Although a focus on credible identification strategies is emblematic of modern empirical work, the juxtaposition of ideal and natural experiments has a long history in econometrics. Here is our econometrics forefather, Trygve Haavelmo (1944, p. 14)), appealing for more explicit discussion of both kinds of experimental designs:
A design of experiments (a prescription of what the physicists call a “crucial experiment”) is an essential appendix to any quantitative theory. And we usually have some such experiment in mind when we construct the theories, although—unfortunately—most economists do not describe their design of experiments explicitly. If they did, they would see that the experiments they have in mind may be grouped into two different classes, namely, (1) experiments that we should like to make to see if certain real economic phenomena—when artificially isolated from “other influences”—would verify certain hypotheses, and (2) the stream of experiments that Nature is steadily turning out from her own enormous laboratory, and which we merely watch as passive observers. In both cases the aim of the theory is the same, to become master of the happenings of real life.
The fourth research FAQ borrows language from Rubin (1991): what is your mode of statistical inference? The answer to this question describes the population to be studied, the sample to be used, and the assumptions made when constructing standard errors. Sometimes inference is straightforward, as when you use Census micro-data samples to study the American population. Often inference is more complex, however, especially with data that are clustered or grouped. The last chapter covers practical problems that arise once you’ve answered question number 4. Although inference issues are rarely very exciting, and often quite technical, the ultimate success of even a well-conceived and conceptually exciting project turns on the details of statistical inference. This sometimes-dispiriting fact inspired the following econometrics haiku, penned by then-econometrics-Ph. D.-student Keisuke Hirano on the occasion of completing his thesis:
T-stat looks too good.
Use robust standard errors – significance gone.

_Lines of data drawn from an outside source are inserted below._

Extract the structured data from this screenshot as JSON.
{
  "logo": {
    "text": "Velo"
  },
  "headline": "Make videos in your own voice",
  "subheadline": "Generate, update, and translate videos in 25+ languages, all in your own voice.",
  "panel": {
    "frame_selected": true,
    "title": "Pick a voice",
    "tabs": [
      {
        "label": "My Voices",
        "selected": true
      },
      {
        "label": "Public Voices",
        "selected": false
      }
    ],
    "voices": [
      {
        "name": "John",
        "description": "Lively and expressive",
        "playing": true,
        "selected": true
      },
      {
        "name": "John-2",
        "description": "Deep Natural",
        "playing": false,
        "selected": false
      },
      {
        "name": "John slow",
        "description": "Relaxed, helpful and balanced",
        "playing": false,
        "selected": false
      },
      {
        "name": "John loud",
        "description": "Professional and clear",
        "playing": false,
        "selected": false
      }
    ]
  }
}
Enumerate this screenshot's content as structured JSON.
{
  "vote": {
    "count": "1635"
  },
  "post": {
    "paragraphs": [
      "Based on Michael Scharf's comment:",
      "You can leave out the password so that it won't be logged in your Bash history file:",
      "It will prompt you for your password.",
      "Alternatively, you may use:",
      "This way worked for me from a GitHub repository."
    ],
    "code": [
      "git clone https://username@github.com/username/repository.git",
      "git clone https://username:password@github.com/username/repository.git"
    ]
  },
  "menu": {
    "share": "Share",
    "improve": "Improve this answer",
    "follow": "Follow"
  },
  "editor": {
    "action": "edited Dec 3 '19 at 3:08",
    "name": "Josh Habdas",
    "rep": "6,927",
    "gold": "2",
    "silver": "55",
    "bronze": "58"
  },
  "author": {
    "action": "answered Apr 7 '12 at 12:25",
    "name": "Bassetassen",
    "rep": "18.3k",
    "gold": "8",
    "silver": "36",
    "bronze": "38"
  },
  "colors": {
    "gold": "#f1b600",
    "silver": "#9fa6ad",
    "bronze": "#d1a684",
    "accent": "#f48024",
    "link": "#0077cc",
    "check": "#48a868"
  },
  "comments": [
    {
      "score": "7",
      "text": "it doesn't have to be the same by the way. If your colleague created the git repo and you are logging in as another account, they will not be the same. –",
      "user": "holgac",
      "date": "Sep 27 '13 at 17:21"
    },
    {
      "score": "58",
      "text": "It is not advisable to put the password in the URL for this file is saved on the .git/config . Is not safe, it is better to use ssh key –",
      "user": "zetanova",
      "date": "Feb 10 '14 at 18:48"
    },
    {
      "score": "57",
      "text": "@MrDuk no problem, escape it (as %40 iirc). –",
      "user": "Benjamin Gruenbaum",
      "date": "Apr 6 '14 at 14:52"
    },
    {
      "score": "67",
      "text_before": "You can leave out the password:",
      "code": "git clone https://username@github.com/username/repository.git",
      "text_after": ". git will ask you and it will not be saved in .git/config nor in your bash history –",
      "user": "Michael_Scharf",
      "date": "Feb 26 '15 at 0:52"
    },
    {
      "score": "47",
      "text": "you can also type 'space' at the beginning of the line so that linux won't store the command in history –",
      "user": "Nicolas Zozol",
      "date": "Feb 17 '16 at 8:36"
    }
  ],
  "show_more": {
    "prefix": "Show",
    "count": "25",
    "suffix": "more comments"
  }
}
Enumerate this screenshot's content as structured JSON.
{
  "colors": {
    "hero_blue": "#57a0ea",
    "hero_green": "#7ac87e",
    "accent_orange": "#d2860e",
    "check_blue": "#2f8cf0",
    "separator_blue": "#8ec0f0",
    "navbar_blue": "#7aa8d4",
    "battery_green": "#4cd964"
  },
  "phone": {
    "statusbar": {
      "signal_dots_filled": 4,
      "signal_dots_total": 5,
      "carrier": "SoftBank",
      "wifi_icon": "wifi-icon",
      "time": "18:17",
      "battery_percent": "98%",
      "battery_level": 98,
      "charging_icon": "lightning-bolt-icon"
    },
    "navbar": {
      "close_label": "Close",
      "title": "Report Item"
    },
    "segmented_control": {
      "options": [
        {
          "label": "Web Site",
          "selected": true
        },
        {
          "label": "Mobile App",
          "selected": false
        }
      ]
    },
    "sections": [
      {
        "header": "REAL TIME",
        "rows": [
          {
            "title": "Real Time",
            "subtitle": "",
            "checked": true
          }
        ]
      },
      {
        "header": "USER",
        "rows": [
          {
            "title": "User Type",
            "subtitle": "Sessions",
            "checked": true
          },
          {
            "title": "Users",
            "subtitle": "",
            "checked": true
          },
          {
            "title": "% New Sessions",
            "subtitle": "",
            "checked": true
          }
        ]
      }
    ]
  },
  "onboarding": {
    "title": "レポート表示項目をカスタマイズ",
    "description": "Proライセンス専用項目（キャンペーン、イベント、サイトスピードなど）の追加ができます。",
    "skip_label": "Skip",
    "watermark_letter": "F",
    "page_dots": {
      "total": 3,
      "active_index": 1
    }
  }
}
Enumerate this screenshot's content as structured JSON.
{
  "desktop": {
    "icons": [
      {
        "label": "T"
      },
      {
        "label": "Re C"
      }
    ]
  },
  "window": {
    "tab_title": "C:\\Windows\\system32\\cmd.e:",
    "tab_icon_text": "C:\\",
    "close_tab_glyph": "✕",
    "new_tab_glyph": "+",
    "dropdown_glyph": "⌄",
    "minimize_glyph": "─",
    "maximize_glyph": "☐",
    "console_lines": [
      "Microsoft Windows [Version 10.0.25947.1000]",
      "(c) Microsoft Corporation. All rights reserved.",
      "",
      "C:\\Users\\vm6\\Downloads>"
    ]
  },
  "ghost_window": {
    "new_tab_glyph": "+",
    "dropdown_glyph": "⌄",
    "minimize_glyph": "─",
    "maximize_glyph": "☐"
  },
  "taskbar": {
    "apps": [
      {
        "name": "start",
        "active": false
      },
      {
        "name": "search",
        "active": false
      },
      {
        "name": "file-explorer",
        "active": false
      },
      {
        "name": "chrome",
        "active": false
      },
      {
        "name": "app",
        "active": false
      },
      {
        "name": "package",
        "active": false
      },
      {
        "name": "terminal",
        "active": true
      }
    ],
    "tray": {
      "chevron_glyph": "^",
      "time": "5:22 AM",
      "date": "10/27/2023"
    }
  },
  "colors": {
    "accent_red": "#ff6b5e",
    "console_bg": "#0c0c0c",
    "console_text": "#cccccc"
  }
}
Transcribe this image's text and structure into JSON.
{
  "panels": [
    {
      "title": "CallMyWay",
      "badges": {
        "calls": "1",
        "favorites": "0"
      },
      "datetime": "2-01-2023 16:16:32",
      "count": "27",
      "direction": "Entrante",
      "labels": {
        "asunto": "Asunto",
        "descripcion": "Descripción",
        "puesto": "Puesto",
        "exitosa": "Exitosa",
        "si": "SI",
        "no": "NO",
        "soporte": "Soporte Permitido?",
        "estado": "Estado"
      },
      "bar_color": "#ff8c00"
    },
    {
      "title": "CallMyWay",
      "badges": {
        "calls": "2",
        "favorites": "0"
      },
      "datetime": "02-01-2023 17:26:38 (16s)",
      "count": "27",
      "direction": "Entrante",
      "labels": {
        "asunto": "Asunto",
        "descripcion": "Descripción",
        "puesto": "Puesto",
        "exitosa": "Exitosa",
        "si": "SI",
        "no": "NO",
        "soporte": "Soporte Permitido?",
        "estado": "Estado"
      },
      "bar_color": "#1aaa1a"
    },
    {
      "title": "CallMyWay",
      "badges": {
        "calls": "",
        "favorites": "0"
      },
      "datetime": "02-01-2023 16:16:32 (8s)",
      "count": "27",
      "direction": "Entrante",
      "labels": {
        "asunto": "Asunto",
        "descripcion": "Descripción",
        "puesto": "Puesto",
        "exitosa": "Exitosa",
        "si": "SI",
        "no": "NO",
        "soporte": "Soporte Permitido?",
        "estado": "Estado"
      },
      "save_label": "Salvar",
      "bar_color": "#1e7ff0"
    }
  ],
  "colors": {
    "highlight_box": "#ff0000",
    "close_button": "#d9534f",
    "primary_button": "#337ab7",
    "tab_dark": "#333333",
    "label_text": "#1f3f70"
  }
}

As should be clear from the above discussion, the four research FAQs are part of a process of project development. The following chapters are concerned mostly with the econometric questions that come up after you’ve answered the research FAQs. In other words, issues that arise once your research agenda has been set. Before turning to the nuts and bolts of empirical work, however, we begin with a more detailed explanation of why randomized trials give us our benchmark.